Li avete presente, no? Quegli orsetti di gomma semitrasparenti dai colori psichedelici e dal gusto artificiale. Che cosa raffigurino si capisce a stento, perché il materiale non è tra i più adatti a conservare i particolari. A uno sguardo inconsapevole potrebbero sembrare bruchi, mostruosità aliene. Sono oggetti indistinti, simili gli uni agli altri. Non ci si deve preoccupare di distinguerli, si prendono e si consumano a manciate. Anche il sapore è indefinito.
La mia impressione è che spesso si consideri la realtà come un sacchetto di questi orsetti gommosi. Si parla di infanzia ma non dei singoli bambini; di diritti e non delle necessità di una singola persona.
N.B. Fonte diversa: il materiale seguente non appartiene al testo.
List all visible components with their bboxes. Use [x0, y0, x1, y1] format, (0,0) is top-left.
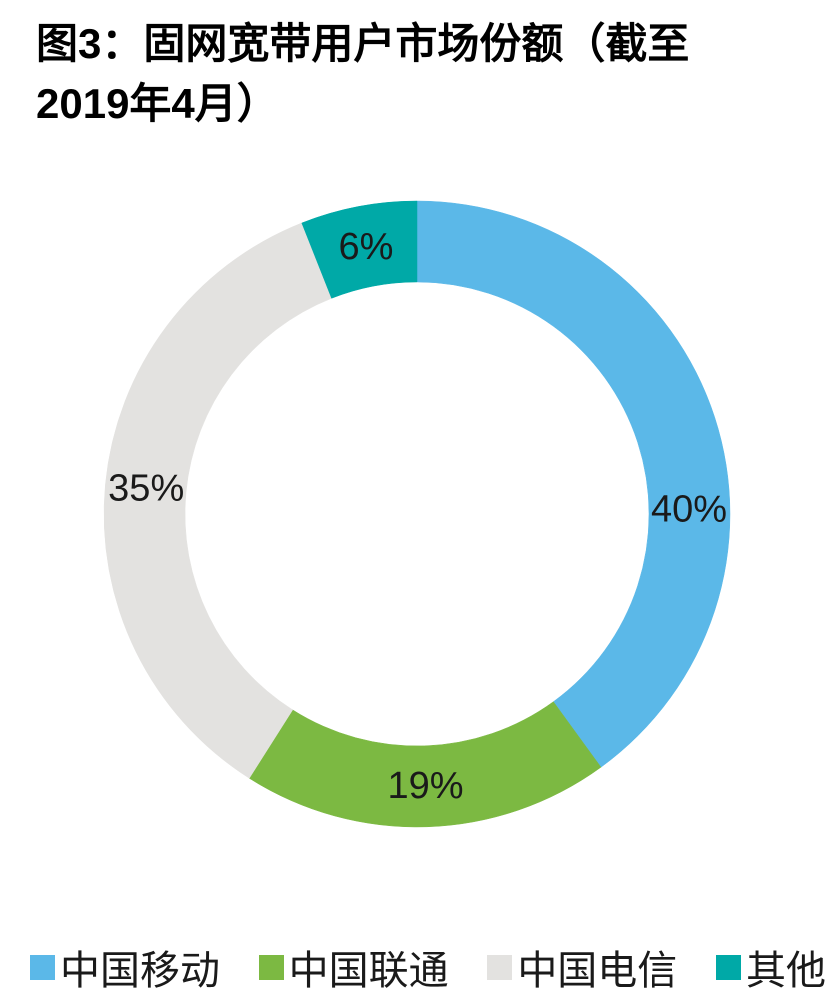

La natura è un comodo involucro per ogni genere di farneticazioni su argomenti altrettanto indistinti, mischiando armadilli e tempeste.
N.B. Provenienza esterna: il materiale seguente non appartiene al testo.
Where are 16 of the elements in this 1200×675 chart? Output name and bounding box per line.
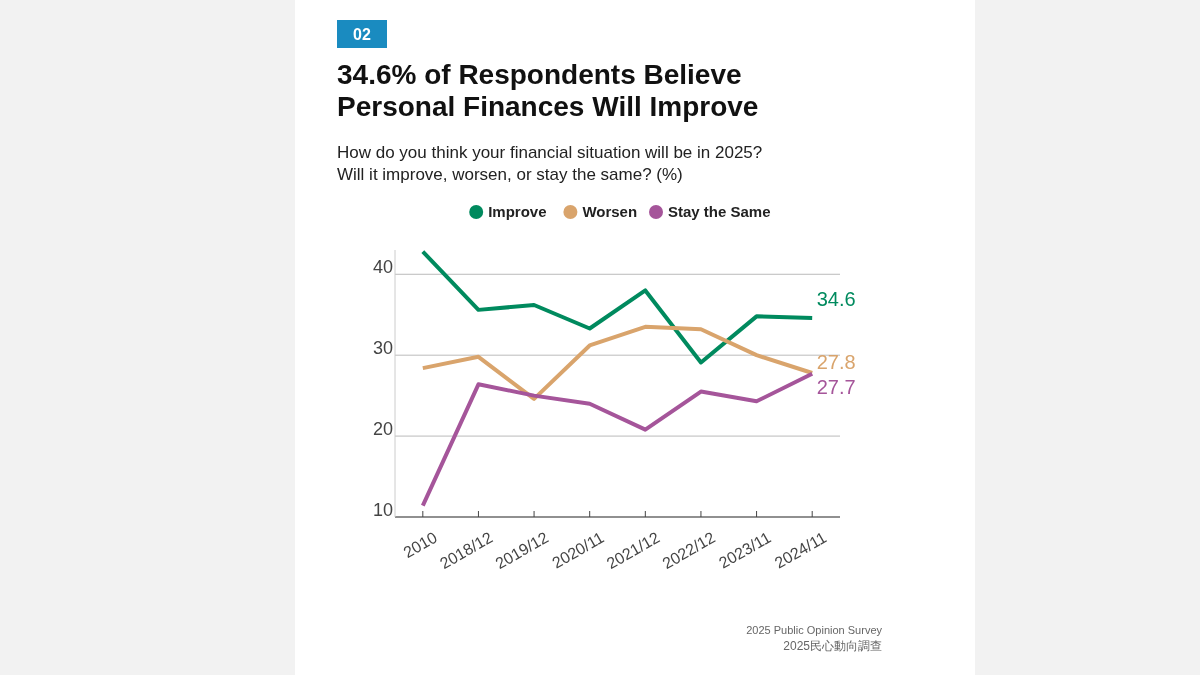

Responsabile di spappolare le cose in questa marmellata è lo gnosticismo ideologico di gente che non ha problemi e vuole risolvere quelli degli altri. Il povero, il migrante, la madre, il sofferente per loro non hanno un volto, sono una entità fumosa e opaca, come il popolo o la natura. Ma il popolo non esiste, la natura non esiste, se non come semplificazione di qualcosa di molto più complesso: l’unicità di fenomeni e creature. E’ comodo semplificare, ridurre a un puntino statistico: evita di coinvolgersi di persona. Di sporcarsi.
Vorrei inveire contro questi poveretti, ma cadrei nello stesso errore. Sarei anch’io come loro, uno di loro. Non mi va di essere seppellito in una definizione grigia. Non sono un orsetto di gomma.